The latest is "Why Women Still Can't Have it All" by Anne-Marie Slaughter who gave up a high ranking state department job to spend more time with her family. Slaughter's cover story in the July/August issue of The Atlantic lays out all of the complex issues modern mothers face today -- everything from the disillusionment my generation feels for having been sold a bill of goods around the fallacy of 'having it all" (mine manifested itself in an irrational hatred for Gloria Steinem), to the disservice we continue to do to the next generation of mothers by pretending that we've got this work-life balance thing figured out, to the way our society hasn't changed to meet the demands of working women, to the pivotal but still constrained role the men in our lives play, to the unhealthy and unforgiving American workplace and culture of capitalism run amok that values and rewards people for working ridiculous hours.
While I'm thrilled that a major media outlet has finally comprehensively covered the issues that were the very impetus of this blog and been the bane of my existence since I became a mom 12 years ago, I can't help but be a tad cynical.
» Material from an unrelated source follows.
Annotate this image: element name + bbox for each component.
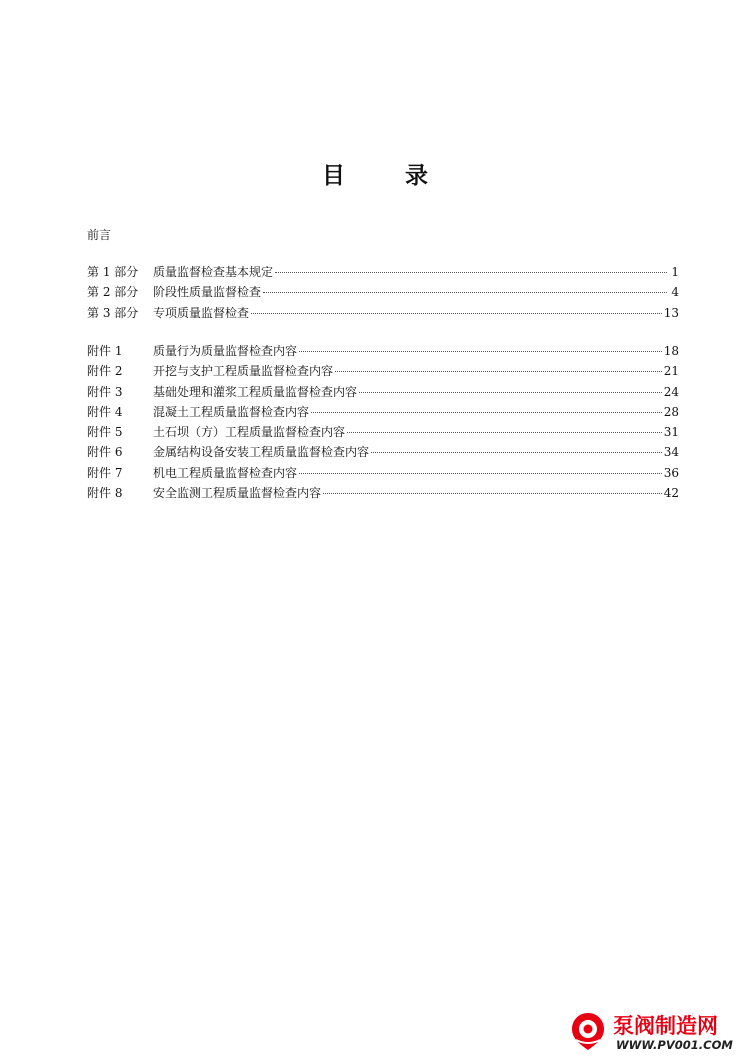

Will this story just come and go with the wind, just like the Hughes and Vargas stories did earlier this century? What will finally be the impetus for change? Slaughter asserts that having more women in power will help, and I don't dispute that. But how will we get those women in power if those powerful positions are impossible for moms to attain? And who will demand change when the people afflicted by these issues just happen to be the busiest people on the face of the planet?
At the end of her article, Slaughter points out some hopeful signs of change and re-frames the debate from one that asks, "How can women have it all?" to "How can we allow all Americans (both parents and non-parents) to pursue healthy, happy, productive lives?" I do believe that will be a more productive discussion that would be more widely embraced. But when will we stop talking about these issues and start to see some action? After reading about, contemplating and blogging about these issues for more than a decade, I'm no longer hopeful that meaningful change will be seen in the course of my career. But can I dare to hold out hope that things will change for the better by the time my daughters are ready to make their career choices?